By identifying such information and statements
in this manner, the Company is alerting the reader that such
information and statements are subject to known and unknown risks,
uncertainties and other factors that may cause the actual results,
level of activity, performance or achievements of the Company to be
materially different from those expressed or implied by such
information and statements. In addition, in connection with the
forward-looking information and forward-looking statements
contained in this press release, the Company has made certain
assumptions. Among the key factors that could cause actual results
to differ materially from those projected in the forward-looking
information and statements are the following: WonderFi’s and BCF’s
ability to complete the proposed Arrangement; WonderFi’s and BCF’s
ability to secure the necessary legal and regulatory approvals,
required to complete the Arrangement; WonderFi’s ability to achieve
the synergies expected as a result of the Arrangement; BCF’s
ability to meet the working capital target and the adjustment to
the consideration payable to BCF shareholders pursuant to the
proposed Arrangement; material adverse changes in general economic,
business and political conditions, including changes in the
financial markets, changes in applicable laws, and compliance with
extensive government regulation. Should one or more of these risks,
uncertainties or other factors materialize, or should assumptions
underlying the forward-looking information or statements prove
incorrect, actual results may vary materially from those described
herein.
Although the Company believes that the
assumptions and factors used in preparing, and the expectations
contained in, the forward-looking information and statements are
reasonable, undue reliance should not be placed on such information
and statements, and no assurance or guarantee can be given that
such forward-looking information and statements will prove to be
accurate, as actual results and future events could differ
materially from those anticipated in such information and
statements. The forward-looking information and forward-looking
statements contained in this press release are made as of the date
of this press release, and the Company does not undertake to update
any forward-looking information and/or forward-looking statements
that are contained or referenced herein, except in accordance with
applicable securities laws.
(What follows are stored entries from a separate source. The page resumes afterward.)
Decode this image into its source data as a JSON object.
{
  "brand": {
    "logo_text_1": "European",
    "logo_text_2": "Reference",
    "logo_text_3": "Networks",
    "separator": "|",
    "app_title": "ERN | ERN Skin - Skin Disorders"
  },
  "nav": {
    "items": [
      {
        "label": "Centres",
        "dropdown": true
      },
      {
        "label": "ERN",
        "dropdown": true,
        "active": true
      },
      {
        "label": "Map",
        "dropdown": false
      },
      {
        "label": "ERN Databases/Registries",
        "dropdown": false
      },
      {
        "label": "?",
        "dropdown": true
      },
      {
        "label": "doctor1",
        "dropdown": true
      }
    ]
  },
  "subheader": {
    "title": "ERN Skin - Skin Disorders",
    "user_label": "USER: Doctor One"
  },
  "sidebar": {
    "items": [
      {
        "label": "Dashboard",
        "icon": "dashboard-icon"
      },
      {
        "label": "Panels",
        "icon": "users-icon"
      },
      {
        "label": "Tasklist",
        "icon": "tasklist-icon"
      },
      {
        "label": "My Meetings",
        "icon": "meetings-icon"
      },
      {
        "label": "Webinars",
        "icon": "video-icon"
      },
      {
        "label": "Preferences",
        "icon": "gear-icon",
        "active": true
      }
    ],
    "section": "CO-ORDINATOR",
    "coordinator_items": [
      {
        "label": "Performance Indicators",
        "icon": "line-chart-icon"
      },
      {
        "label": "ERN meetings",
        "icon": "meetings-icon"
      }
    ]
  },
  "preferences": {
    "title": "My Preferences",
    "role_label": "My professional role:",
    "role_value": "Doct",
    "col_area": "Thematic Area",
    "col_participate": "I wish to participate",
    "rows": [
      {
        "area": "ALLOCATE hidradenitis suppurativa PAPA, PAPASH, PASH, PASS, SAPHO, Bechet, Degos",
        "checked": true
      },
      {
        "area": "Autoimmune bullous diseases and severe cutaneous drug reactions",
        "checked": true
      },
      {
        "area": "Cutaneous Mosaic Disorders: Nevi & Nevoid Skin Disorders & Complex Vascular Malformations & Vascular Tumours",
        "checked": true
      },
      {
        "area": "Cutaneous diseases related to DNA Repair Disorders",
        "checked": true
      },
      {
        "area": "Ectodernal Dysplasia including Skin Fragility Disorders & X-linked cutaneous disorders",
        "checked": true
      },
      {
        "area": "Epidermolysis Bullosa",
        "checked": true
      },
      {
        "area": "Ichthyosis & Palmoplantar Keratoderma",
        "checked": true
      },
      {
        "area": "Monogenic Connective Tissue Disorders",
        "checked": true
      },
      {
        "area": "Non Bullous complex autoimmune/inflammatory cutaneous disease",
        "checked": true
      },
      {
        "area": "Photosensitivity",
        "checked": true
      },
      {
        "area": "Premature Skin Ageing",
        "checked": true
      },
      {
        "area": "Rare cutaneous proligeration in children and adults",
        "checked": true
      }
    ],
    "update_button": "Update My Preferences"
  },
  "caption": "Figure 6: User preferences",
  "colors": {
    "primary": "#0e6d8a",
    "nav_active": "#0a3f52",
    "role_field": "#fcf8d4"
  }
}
All subsequent written and oral
forward- looking information and statements attributable to the
Company or persons acting on its behalf is expressly qualified in
its entirety by this notice. All values stated in this release are
in Canadian dollars.
This news release does not constitute an offer
to sell or a solicitation of an offer to buy any of the securities
described herein in the United States. The securities described
herein have not been registered under the United States Securities
Act of 1933, as amended (the “U.S. Securities Act”), or any state
securities law and may not be offered or sold in the “United
States”, as such term is defined in Regulation S promulgated under
the U.S. Securities Act, unless registered under the U.S.
Securities Act and applicable state securities laws or an exemption
from such registration requirements is available.